Bile acid sequestrants (BAS) are a class of medication used to manage cholesterol levels. These drugs function within the digestive tract rather than being absorbed into the body’s circulation. They are large, polymeric compounds that act as ion-exchange resins to bind certain substances within the gut. This non-systemic approach means their therapeutic effect is initiated locally and depends on their interaction with the digestive process.
How Bile Acid Sequestrants Interrupt Digestion
The body recycles most of its bile acids through the enterohepatic circulation. Bile acids are synthesized in the liver using cholesterol and released into the small intestine to aid in the digestion and absorption of dietary fats. Normally, over ninety-five percent of these bile acids are reabsorbed from the lower small intestine and returned to the liver via the portal vein for reuse.
Bile acid sequestrants intervene in this cycle by acting as positively charged resins that attract and bind to the negatively charged bile acids. This binding creates a large, insoluble complex within the gut lumen that cannot be reabsorbed through the intestinal wall. The bound bile acids are sequestered and excreted from the body through the feces, increasing the fecal loss of bile acids.

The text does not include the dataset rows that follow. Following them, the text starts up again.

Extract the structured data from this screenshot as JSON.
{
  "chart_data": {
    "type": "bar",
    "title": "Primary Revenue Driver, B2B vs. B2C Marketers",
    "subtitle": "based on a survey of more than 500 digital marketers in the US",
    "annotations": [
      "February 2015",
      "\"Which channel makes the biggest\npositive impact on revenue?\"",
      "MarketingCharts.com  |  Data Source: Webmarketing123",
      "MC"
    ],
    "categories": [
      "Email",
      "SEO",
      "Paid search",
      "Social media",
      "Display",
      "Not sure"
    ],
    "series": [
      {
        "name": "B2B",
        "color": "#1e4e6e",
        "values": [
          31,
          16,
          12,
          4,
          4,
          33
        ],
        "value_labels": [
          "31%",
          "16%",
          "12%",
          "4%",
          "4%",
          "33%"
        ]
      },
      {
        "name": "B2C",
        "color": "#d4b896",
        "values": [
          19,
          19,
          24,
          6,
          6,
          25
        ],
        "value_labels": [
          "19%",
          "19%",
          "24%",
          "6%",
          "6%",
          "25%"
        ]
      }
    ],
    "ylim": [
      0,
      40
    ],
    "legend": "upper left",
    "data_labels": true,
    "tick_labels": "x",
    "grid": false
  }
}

This interruption reduces the amount of bile acids returning to the liver. To compensate, the liver must increase its production of new bile acids. This synthesis is achieved by upregulating cholesterol 7 alpha-hydroxylase, the rate-limiting enzyme in converting cholesterol into bile acids. By forcing the liver to convert its internal stores of cholesterol, the sequestrants initiate a cascade that impacts lipid metabolism.
Role in Lowering Cholesterol Levels
The liver’s increased demand for cholesterol to synthesize new bile acids is the mechanism for lowering cholesterol. The drop in cholesterol content within the liver cells (hepatocytes) is sensed by the regulatory protein SREBP-2. This protein triggers an increase in the number of low-density lipoprotein (LDL) receptors present on the surface of the liver cells.
The newly expressed LDL receptors actively pull more LDL cholesterol from the circulating bloodstream. This receptor-mediated clearance reduces the total amount of “bad” cholesterol circulating in the plasma. Examples of these medications include Cholestyramine (Prevalite), Colestipol (Colestid), and Colesevelam (Welchol).
As a single therapy, bile acid sequestrants lower LDL cholesterol levels by approximately fifteen to thirty percent. While less potent than statin medications, BAS are frequently prescribed for patients who cannot tolerate statins due to side effects. They are often combined with statins to achieve a more aggressive reduction, sometimes approaching fifty percent reduction in LDL cholesterol levels.
Other Conditions Treated by Sequestrants
Beyond lipid management, bile acid sequestrants treat conditions related to excess bile acids. One significant application is the treatment of chronic diarrhea caused by bile acid malabsorption. This condition occurs when bile acids are not properly reabsorbed in the small intestine and spill into the colon, where they cause irritation and water secretion.
The sequestrants bind the excess bile acids in the colon, preventing them from stimulating this secretory effect and resolving the chronic, watery diarrhea. This is often a welcome relief for patients who have undergone certain gastrointestinal surgeries, such as gallbladder removal. The drugs are also used to alleviate pruritus, or itching, associated with various liver diseases.
In liver conditions involving partial biliary obstruction, bile acids can build up and deposit in the skin, causing intense itching. By binding bile acids in the gut and promoting their excretion, the sequestrants reduce overall circulating bile acid levels in the blood. Colesevelam, a newer sequestrant, also has an approved indication for improving glycemic control in patients with Type 2 diabetes.
Practical Considerations for Use
Because bile acid sequestrants are not absorbed into the body, they rarely cause systemic side effects. Their most common adverse effects are localized to the gut, including constipation, which is reported in up to fifty percent of patients. Other frequent gastrointestinal complaints include abdominal discomfort, bloating, nausea, and excessive gas.
The administration of BAS varies. Cholestyramine and Colestipol often come as a gritty powder that must be mixed with liquid, which some patients find unpalatable. Colesevelam is available in tablet form, which is generally better tolerated and may reduce some of the gastrointestinal side effects. Patients are often encouraged to start with a low dose and slowly increase it to minimize the initial occurrence of constipation.
A significant consideration when taking these medications is their potential for non-specific drug interactions. The resins can bind to other orally administered medications in the digestive tract, such as thyroid hormones, certain antibiotics, and warfarin, preventing their proper absorption. Patients are advised to take other medications at least one hour before or four to six hours after taking the sequestrant to ensure the other drugs are fully absorbed. Furthermore, long-term use can reduce the absorption of fat-soluble vitamins (A, D, E, and K), potentially requiring supplementation.